President Barack Obama recently sat down with Cuban President Raul Castro, marking the first time leaders from the two nations have talked in over 50 years. While the meeting was an effort to improve diplomatic relations between the United States and Cuba, there remains important rifts that have yet to be bridged between the two countries.
"This is obviously an historic meeting," Obama explained at the outset of the meeting with Castro. "It was time for us to try something new. We are now in a position to move on a path toward the future."
For his part, Castro commented: "We are willing to discuss everything, but we need to be patient, very patient. We might disagree on something today on which we could agree tomorrow."
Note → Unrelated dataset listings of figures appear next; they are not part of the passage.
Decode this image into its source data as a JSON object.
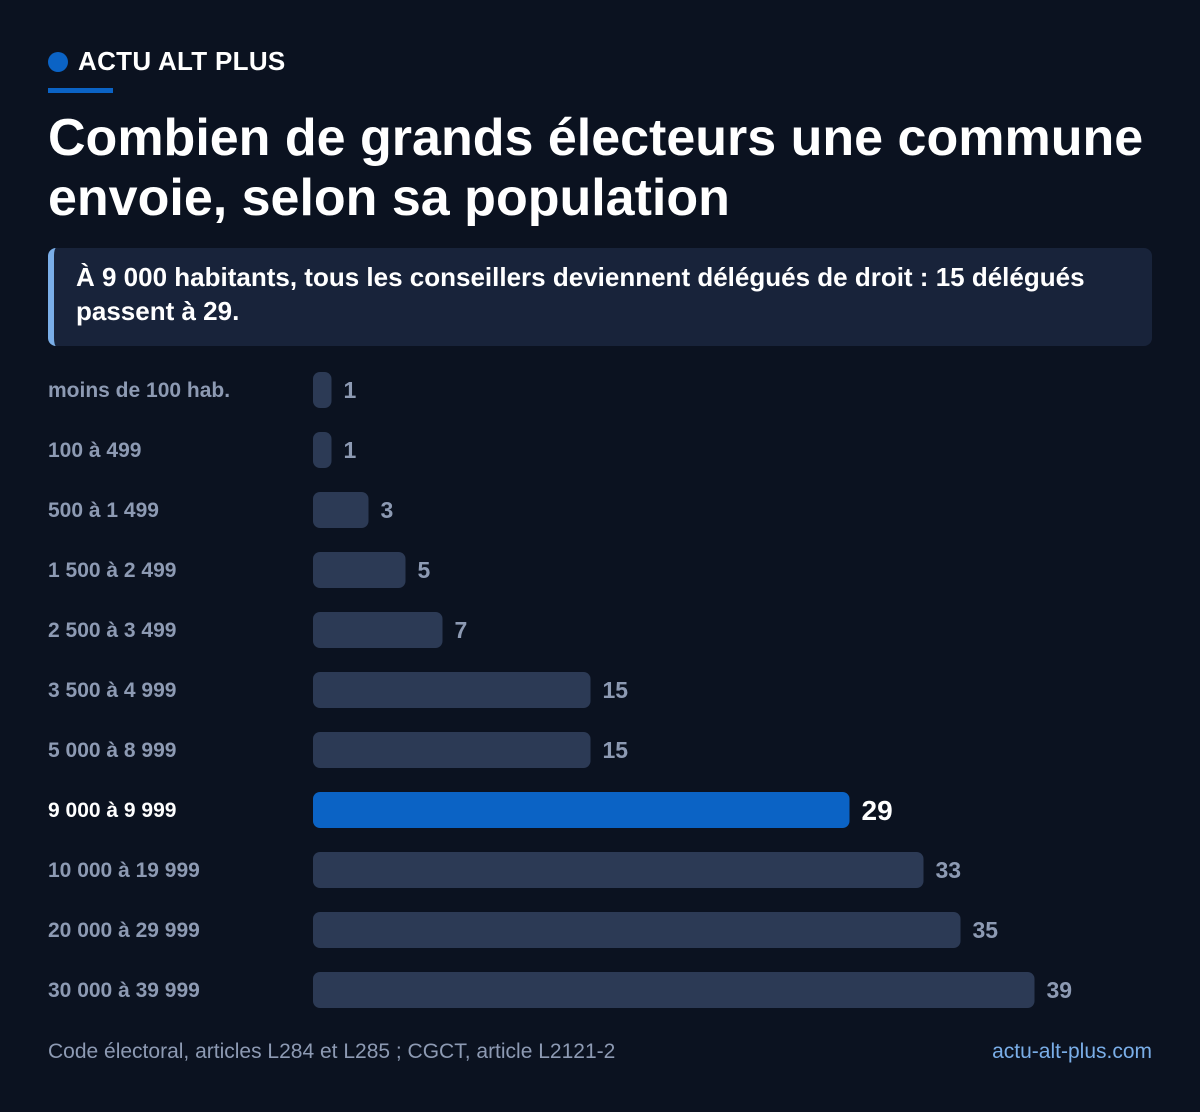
{
  "brand": {
    "name": "ACTU ALT PLUS"
  },
  "title": "Combien de grands électeurs une commune envoie, selon sa population",
  "callout": "À 9 000 habitants, tous les conseillers deviennent délégués de droit : 15 délégués passent à 29.",
  "colors": {
    "background": "#0b1220",
    "bar": "#2c3a55",
    "highlight": "#0b63c5",
    "label": "#8d9ab3",
    "accent": "#7aaee8"
  },
  "chart_data": {
    "type": "bar",
    "orientation": "horizontal",
    "categories": [
      "moins de 100 hab.",
      "100 à 499",
      "500 à 1 499",
      "1 500 à 2 499",
      "2 500 à 3 499",
      "3 500 à 4 999",
      "5 000 à 8 999",
      "9 000 à 9 999",
      "10 000 à 19 999",
      "20 000 à 29 999",
      "30 000 à 39 999"
    ],
    "values": [
      1,
      1,
      3,
      5,
      7,
      15,
      15,
      29,
      33,
      35,
      39
    ],
    "highlight_index": 7,
    "xlim": [
      0,
      39
    ],
    "grid": false,
    "legend": "none"
  },
  "footer": {
    "source": "Code électoral, articles L284 et L285 ; CGCT, article L2121-2",
    "site": "actu-alt-plus.com"
  }
}
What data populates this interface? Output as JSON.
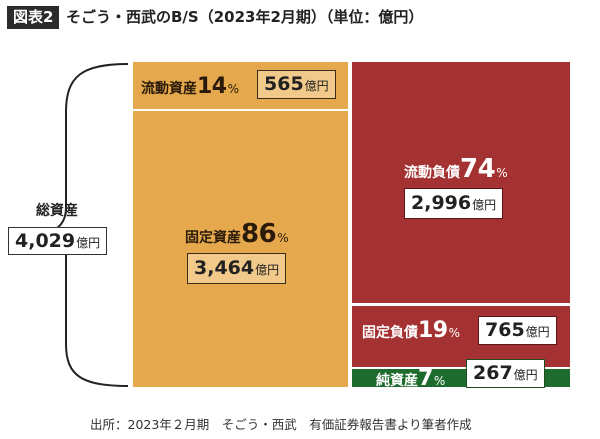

While Cuba remains on the list of countries that sponsor terrorism, Obama believes that opening up communications will result in a change in Cuban policy. "I think there is a strong majority both in the United States and in Cuba that says our ability to engage, to open up commerce and travel and people to people exchanges is ultimately going to be good for Cuban people."
Castro went on to say that, "In my opinion, President Obama is an honest man. I admire him, and I think his behavior has a lot do with his humble background."
However, critics remain skeptical of the new approach and strategy for Cuban relations. Senator Bob Menendez is among those against the open talks. "A recommendation to remove Cuba from the list of State Sponsors of Terrorism would represent another significant misstep in a misguided policy," the democrat senator explained, referencing the recent discussions and guidelines the United States is making with Iran.
Interestingly, if the 50 year embargo over Cuba is reversed - which is something only Congress has the power to do - then a number of products may be on their way to the U.S. Obviously, cigars are the top item that comes to mind when one thinks of Cuban products, but less apparent things such as pots and pans, vaccines, vegetables, sugar, and rum might also start pouring in from Cuba. Cuba has one of the world's biggest deposits of nickel, a robust biotechnology industry, plenty of land for new farming, a great amount of sugarcane which contributes to the country's massive rum production.